Graph Image for FIGURE 4. CAPITAL SERVICES AND MINERAL AND RESOURCES AGGREGATION SHARES (percent) 1992-93 TO 2012-13

Source(s): Estimates of Industry Multifactor Productivity (cat. no. 5260.0.55.002) and unpublished ABS data.




A capital services index including mineral and energy resources has been estimated using the shares in Figure 4 to facilitate a comparison between the mining capital services index without mineral and energy resources, as published in Table 10 of the Estimates of Industry Multifactor Productivity, Figure 5 shows that the growth in mining capital services is reduced significantly by the inclusion of mineral and energy resources, from 10.1% average annual growth since 2003-04 to 4.5% average growth.
FIGURE 5. MINING INDUSTRY CAPITAL SERVICES INDEX, 1989-90 TO 2012-13. REFERENCE YEAR 1989-90
GRAPH: Figure 5 shows the contribution that mineral and energy resources makes to the Mining industry capital services index.

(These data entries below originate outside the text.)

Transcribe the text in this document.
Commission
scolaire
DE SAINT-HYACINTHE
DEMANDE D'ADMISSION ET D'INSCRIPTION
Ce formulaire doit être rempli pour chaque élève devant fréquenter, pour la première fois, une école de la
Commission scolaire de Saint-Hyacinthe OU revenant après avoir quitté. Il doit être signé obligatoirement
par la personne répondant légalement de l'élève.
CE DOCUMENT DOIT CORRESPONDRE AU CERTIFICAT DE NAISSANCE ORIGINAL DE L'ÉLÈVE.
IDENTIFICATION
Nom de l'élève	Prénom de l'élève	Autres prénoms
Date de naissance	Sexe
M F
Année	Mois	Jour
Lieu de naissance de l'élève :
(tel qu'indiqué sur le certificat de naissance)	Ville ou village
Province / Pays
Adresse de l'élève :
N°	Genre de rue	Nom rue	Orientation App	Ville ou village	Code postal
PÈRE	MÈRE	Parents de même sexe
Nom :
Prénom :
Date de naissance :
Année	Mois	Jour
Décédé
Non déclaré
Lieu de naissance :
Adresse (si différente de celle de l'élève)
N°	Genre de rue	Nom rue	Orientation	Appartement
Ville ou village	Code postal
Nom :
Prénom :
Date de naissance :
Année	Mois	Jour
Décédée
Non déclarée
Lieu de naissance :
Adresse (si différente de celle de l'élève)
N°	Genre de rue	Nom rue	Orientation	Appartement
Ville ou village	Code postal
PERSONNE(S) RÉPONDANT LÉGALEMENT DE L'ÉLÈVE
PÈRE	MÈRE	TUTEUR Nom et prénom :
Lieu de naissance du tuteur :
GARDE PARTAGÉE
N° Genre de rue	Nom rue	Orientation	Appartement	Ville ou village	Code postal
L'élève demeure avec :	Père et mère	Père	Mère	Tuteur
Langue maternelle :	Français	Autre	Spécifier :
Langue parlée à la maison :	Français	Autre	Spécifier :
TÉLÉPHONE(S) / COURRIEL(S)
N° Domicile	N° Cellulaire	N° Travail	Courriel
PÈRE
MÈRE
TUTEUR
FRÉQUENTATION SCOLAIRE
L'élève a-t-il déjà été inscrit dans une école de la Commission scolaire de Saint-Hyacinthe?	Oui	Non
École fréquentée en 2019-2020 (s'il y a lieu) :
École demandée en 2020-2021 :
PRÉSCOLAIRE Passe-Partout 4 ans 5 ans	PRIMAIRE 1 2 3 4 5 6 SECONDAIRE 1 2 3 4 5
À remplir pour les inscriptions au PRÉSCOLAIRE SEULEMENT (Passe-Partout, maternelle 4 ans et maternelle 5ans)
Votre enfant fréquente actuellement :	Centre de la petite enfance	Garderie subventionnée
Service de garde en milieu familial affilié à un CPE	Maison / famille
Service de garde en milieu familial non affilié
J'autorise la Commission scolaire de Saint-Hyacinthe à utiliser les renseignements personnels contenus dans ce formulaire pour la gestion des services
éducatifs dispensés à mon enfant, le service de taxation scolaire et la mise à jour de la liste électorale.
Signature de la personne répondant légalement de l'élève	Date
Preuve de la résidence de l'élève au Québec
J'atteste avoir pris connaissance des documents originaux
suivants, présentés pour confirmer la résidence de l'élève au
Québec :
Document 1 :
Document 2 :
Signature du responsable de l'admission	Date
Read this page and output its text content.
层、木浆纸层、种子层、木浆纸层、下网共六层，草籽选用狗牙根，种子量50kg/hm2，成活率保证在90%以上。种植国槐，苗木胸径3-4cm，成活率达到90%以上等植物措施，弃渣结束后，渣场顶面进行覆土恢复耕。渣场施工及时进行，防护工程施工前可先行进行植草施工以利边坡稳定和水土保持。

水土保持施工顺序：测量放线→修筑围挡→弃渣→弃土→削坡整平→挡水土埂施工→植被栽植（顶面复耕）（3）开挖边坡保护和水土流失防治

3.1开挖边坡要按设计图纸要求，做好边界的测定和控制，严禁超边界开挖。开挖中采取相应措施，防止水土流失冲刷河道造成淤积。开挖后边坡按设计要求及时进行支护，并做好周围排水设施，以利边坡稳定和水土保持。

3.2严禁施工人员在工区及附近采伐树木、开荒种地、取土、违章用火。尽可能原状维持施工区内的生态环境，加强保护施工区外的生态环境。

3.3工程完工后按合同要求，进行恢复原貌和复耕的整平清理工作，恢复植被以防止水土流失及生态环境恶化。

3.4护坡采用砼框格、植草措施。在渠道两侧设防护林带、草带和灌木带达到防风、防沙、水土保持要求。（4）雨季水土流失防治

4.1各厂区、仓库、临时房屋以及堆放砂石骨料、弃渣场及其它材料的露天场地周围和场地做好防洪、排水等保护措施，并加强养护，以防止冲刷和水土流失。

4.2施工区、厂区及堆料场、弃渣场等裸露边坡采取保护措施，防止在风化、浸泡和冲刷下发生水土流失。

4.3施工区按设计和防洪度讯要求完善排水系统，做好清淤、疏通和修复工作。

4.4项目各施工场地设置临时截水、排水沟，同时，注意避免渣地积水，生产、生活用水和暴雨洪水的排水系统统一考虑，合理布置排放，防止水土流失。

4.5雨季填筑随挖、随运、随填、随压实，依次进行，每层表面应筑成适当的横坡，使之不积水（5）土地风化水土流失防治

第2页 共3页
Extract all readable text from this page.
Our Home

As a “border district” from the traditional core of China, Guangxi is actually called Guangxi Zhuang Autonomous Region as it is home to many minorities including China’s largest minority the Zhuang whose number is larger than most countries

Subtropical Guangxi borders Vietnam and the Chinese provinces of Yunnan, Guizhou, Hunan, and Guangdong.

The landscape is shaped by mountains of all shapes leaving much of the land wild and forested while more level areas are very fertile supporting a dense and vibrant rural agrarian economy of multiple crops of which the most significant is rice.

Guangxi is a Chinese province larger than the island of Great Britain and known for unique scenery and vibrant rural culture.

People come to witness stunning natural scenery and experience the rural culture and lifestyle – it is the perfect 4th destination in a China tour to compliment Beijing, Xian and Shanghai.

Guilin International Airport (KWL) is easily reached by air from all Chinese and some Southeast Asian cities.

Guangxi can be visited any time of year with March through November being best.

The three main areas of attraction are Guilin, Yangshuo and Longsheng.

In turn the decline in the Mining MFP is also reduced significantly, from -5.8% on average annually to -2.2% annually since 2003-04. These results can be seen below in Figure 6.
FIGURE 6. MINING INDUSTRY MULTI FACTOR PRODUCTIVITY INDEX, 1989-90 TO 2012-13, REFERENCE YEAR 1989-90
GRAPH: Figure 6 shows the contribution that mineral and energy resources makes to the Mining industry multi factor productivity index.